Gender equality may be making strides for women in politics and business, but a new study suggests there is still room for growth in the bedroom. According to the research, men and women both view cunnilingus as a “bigger deal” than fellatio — a finding reflective of the widespread negative attitudes both genders have towards female genitalia.

For a recent study, now published online in the Journal of Sex Research, University of the Pacific sociologist Ruth Lewis and Cicely Marston of the London School of Hygiene and Tropical Medicine interviewed 71 heterosexual men and women (37 women and 34 men) aged 16-18 on their attitudes and approach towards oral sex. The teenagers were chosen from three geographical locations: London; a medium-sized northern English city; and a rural area in southwest England. The interviews consisted of an initial talk and a follow-up interview a year later, and the teens were recruited through schools and youth organizations.

Results from the interviews revealed British teens had conflicting ideas about oral sex performed on men and women. Not only did the majority of interviewees consider the act of performing oral sex on a woman to be a “bigger deal” than when oral sex is performed on a man, both genders described it as more “distasteful” for a man to perform cunnilingus than for a women to perform fellatio. In addition, both men and women interviewed believed that it is physically easier to go down on a man than it is to go down on a woman.

There’s no saying for sure if these perceptions towards oral sex are shared throughout the world, seeing as this work has not been done elsewhere, but Marston told Medical Daily that she’s not ruling out the possibility.

“It seems likely that similar views might be held in some other settings in different countries,” said Marston. “But highly unlikely that the same perceptions about oral sex are universally held in all settings.”

While social norms prioritizing a man’s pleasure over a woman’s may explain some of these discrepancies, the study revealed that this is only part of the problem. Many of the men involved in the study held negative attitudes not only about the act of cunnilingus, but also of the vagina itself. For example, some of the young men involved in the study used highly negative words when referring to a woman’s genitals, such as “nasty” and “stinking.” In addition, going down on a woman seemed to carry a social stigma for some of these young men, especially those living in the capital city of London.

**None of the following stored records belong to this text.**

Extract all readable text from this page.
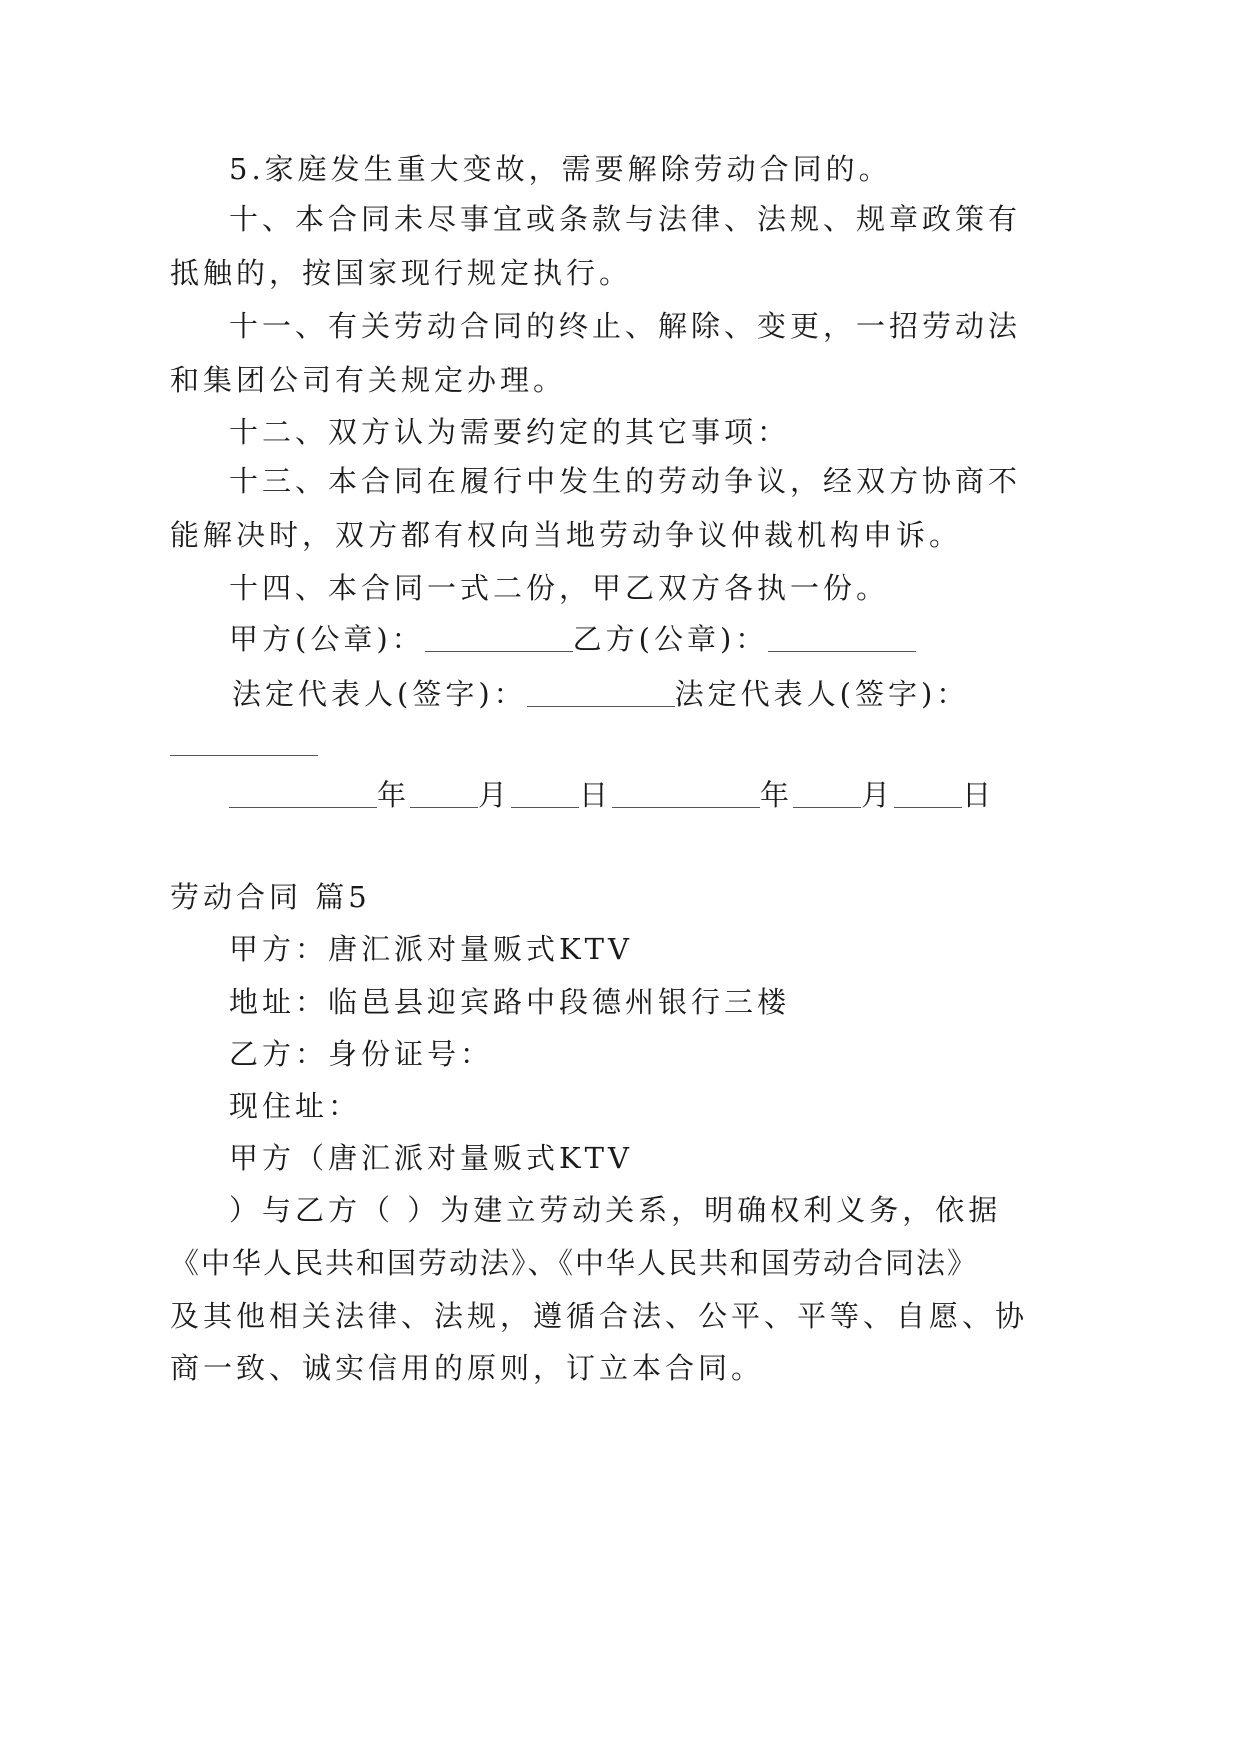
5.家庭发生重大变故，需要解除劳动合同的。
十、本合同未尽事宜或条款与法律、法规、规章政策有
抵触的，按国家现行规定执行。
十一、有关劳动合同的终止、解除、变更，一招劳动法
和集团公司有关规定办理。
十二、双方认为需要约定的其它事项：
十三、本合同在履行中发生的劳动争议，经双方协商不
能解决时，双方都有权向当地劳动争议仲裁机构申诉。
十四、本合同一式二份，甲乙双方各执一份。
甲方(公章)：	乙方(公章)：
法定代表人(签字)：	法定代表人(签字)：
年 月 日	年 月 日
劳动合同 篇5
甲方：唐汇派对量贩式KTV
地址：临邑县迎宾路中段德州银行三楼
乙方：身份证号：
现住址：
甲方（唐汇派对量贩式KTV
）与乙方（ ）为建立劳动关系，明确权利义务，依据
《中华人民共和国劳动法》、《中华人民共和国劳动合同法》
及其他相关法律、法规，遵循合法、公平、平等、自愿、协
商一致、诚实信用的原则，订立本合同。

“They call you a bocat [a negative term used to describe men that give oral sex to women],” a 16-year old London boy told the researchers. “It’s an insult basically, but if you were to get [oral sex] from a girl just the complete opposite [i.e., you would be congratulated].

The belief that men naturally did not enjoy giving oral sex to women was so widespread among the British teens that many of the women described men who enjoyed cunnilingus as “weird” or “different.”

The young women in the study weren’t immune to this negative feedback about their bodies, the study found. Many of the female study participants had unfavorable impressions of their own bodies and expressed anxiety about having their vulvas near a partner’s face during cunnilingus.

The study also revealed that young men were far more likely to say that they decline performing oral sex if they were not in the mood. Unfortunately, this confidence was not shared by the female respondents, many of whom explained that even when they did not want to do so they still performed oral sex on their partners when asked. Some of the girls even described strategies they used to make the experience more tolerable, such as having a drink next to them to mask an unpleasant taste.

This ability to openly express when they do and don’t want to perform oral sex may also reflect different gender’s likelihood to enjoy orally pleasing a partner.  A 2015 study found that although women are more than twice as like to go down on their male partners they are less likely to enjoy doing so. More than half of the men involved in the study reported enjoying performing cunnilingus compared to only 28 percent of women who reported enjoying fellatio.

In the meantime, Marston explained that her findings suggest it may be time to adjust our approach to sexual education for young adults.

“It is vital to ensure that young people receive comprehensive sexuality education that addresses the importance of mutuality — discussing and agreeing to sexual activities that both participants want to do.”